Durante la temporada pasada Tito dejó parcialmente la dirección del equipo en manos de Jordi Roura más de dos meses para recibir tratamiento en Estados Unidos. “Si la clínica hubiese estado en Barcelona, me hubieseis visto en los entrenamientos y en los partidos porque me encontraba perfectamente”, explicó en su vuelta. “Este trabajo no es ni una carga ni me somete a presión”, apostilló el entrenador.

Los médicos detectaron que Tito Vilanova sufría un cáncer en la glándula parótica en noviembre de 2011, cuando era el segundo de Pep Guardiola en el Barcelona. Tras diez meses de tratamiento, el de Bellcaire d?Empordà volvía a sentarse al lado del de Santpedor, «Tito sigue porque se siente fuerte», aseguró el actual técnico del Bayern de Múnich en mayo de 2012.
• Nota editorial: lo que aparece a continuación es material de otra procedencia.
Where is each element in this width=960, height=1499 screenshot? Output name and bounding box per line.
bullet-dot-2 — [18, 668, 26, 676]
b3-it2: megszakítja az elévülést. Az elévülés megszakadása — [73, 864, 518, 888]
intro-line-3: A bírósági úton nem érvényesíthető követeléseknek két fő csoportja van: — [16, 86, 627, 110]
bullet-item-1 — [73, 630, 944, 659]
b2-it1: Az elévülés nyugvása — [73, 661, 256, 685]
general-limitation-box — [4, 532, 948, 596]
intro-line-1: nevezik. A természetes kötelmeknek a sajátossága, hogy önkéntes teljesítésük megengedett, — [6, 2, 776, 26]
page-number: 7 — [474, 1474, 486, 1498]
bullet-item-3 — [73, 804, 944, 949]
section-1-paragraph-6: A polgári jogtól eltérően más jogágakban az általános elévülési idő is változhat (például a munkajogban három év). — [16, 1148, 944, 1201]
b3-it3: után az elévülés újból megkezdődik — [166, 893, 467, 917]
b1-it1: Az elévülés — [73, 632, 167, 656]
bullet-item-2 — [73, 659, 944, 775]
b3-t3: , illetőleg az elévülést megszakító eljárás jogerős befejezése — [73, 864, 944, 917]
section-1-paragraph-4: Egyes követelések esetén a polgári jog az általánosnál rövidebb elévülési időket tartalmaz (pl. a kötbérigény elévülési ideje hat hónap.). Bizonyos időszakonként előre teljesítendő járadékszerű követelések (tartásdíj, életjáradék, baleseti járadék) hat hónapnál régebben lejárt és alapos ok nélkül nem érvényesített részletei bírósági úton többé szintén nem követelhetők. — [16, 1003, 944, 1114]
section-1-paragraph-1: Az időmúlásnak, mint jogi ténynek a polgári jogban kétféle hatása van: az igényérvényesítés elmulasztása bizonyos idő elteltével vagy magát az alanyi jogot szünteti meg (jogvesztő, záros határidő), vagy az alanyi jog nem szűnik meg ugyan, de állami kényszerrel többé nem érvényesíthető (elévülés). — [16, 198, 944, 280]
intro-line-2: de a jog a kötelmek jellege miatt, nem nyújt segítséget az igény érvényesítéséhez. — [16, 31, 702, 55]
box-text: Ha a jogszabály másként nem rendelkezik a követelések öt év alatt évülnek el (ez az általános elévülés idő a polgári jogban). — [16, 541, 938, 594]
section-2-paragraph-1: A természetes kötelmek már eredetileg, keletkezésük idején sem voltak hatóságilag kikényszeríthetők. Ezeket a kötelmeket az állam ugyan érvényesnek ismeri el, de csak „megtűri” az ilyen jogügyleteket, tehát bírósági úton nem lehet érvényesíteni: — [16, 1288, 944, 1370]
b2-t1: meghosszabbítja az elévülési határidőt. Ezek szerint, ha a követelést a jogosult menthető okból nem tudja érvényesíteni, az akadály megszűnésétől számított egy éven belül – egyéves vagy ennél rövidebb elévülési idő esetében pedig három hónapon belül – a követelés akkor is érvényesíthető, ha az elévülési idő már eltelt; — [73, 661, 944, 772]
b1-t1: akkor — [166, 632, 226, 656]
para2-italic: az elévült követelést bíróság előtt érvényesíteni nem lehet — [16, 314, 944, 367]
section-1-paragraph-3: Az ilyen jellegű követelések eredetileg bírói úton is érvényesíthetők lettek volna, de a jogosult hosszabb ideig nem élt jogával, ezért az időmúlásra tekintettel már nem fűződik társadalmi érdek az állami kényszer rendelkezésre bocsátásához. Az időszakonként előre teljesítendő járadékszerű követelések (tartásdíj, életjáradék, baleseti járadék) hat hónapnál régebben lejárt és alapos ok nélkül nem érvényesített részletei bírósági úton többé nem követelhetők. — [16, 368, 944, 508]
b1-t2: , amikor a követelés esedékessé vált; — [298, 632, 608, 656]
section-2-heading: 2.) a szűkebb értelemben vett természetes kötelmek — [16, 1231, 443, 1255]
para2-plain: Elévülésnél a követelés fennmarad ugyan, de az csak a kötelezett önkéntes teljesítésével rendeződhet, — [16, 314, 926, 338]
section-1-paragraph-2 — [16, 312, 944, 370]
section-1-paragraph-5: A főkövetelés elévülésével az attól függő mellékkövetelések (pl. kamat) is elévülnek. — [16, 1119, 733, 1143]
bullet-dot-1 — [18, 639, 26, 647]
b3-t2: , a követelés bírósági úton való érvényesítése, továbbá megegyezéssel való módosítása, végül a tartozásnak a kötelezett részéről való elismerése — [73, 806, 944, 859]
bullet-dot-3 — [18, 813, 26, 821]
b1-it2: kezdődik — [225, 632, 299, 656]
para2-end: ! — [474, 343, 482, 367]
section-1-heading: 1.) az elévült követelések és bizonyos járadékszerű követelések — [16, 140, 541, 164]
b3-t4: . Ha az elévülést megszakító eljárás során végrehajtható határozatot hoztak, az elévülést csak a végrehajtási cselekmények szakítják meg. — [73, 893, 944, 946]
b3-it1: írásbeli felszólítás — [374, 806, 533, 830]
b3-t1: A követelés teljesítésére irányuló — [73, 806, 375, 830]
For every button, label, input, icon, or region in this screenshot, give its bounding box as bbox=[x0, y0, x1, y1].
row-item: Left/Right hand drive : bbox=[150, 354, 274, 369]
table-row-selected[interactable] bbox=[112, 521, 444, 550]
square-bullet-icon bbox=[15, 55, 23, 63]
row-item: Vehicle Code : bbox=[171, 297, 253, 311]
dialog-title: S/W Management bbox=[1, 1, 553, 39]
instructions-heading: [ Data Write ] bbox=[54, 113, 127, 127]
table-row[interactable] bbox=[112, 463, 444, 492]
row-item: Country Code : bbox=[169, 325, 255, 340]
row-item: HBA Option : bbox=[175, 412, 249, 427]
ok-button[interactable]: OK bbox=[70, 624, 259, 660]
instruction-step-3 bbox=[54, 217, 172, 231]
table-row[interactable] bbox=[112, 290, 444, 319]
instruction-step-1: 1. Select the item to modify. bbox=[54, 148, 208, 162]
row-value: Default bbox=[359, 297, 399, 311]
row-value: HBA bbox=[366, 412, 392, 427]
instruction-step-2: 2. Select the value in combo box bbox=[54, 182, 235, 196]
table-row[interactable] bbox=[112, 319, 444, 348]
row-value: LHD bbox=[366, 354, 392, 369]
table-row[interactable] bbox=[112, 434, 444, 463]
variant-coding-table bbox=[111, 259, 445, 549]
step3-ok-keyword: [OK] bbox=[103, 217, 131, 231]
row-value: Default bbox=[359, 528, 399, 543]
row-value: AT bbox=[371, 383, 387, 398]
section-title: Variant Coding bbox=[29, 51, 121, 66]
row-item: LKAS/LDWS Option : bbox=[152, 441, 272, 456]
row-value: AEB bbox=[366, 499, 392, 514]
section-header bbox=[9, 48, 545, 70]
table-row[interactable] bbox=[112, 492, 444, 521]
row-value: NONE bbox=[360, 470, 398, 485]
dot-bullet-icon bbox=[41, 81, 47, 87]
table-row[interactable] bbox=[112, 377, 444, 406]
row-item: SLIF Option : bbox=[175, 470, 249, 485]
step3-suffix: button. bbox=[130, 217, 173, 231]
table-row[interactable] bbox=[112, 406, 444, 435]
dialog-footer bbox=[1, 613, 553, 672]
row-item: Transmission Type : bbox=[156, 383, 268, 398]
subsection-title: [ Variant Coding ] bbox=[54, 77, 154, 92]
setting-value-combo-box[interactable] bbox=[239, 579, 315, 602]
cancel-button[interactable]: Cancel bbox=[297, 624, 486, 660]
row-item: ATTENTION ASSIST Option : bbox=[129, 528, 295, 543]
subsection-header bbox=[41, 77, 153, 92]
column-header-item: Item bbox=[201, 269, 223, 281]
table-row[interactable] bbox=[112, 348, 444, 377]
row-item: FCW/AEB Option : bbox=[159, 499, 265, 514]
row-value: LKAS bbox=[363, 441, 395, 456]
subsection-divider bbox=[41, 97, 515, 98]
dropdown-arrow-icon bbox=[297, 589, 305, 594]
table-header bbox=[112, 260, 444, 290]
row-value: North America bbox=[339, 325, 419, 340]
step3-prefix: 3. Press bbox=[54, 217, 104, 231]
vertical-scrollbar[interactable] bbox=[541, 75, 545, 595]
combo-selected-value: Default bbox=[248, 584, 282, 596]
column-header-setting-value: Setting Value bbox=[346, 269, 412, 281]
Una temporada más tarde, Tito se enfrentaba a un doble reto: dirigir a un grupo de jugadores extraordinario y volver a luchar contra su enfermedad. En febrero de esa misma campaña, se regeneraba el tumor en su glándula parótida, lo que mantuvo al catalán alejado de Barcelona más de dos meses. “Entrenar es mi vida, es lo que me divierte”, sentenció el técnico, que no quiso volver a hablar más de su enfermedad hasta la fecha.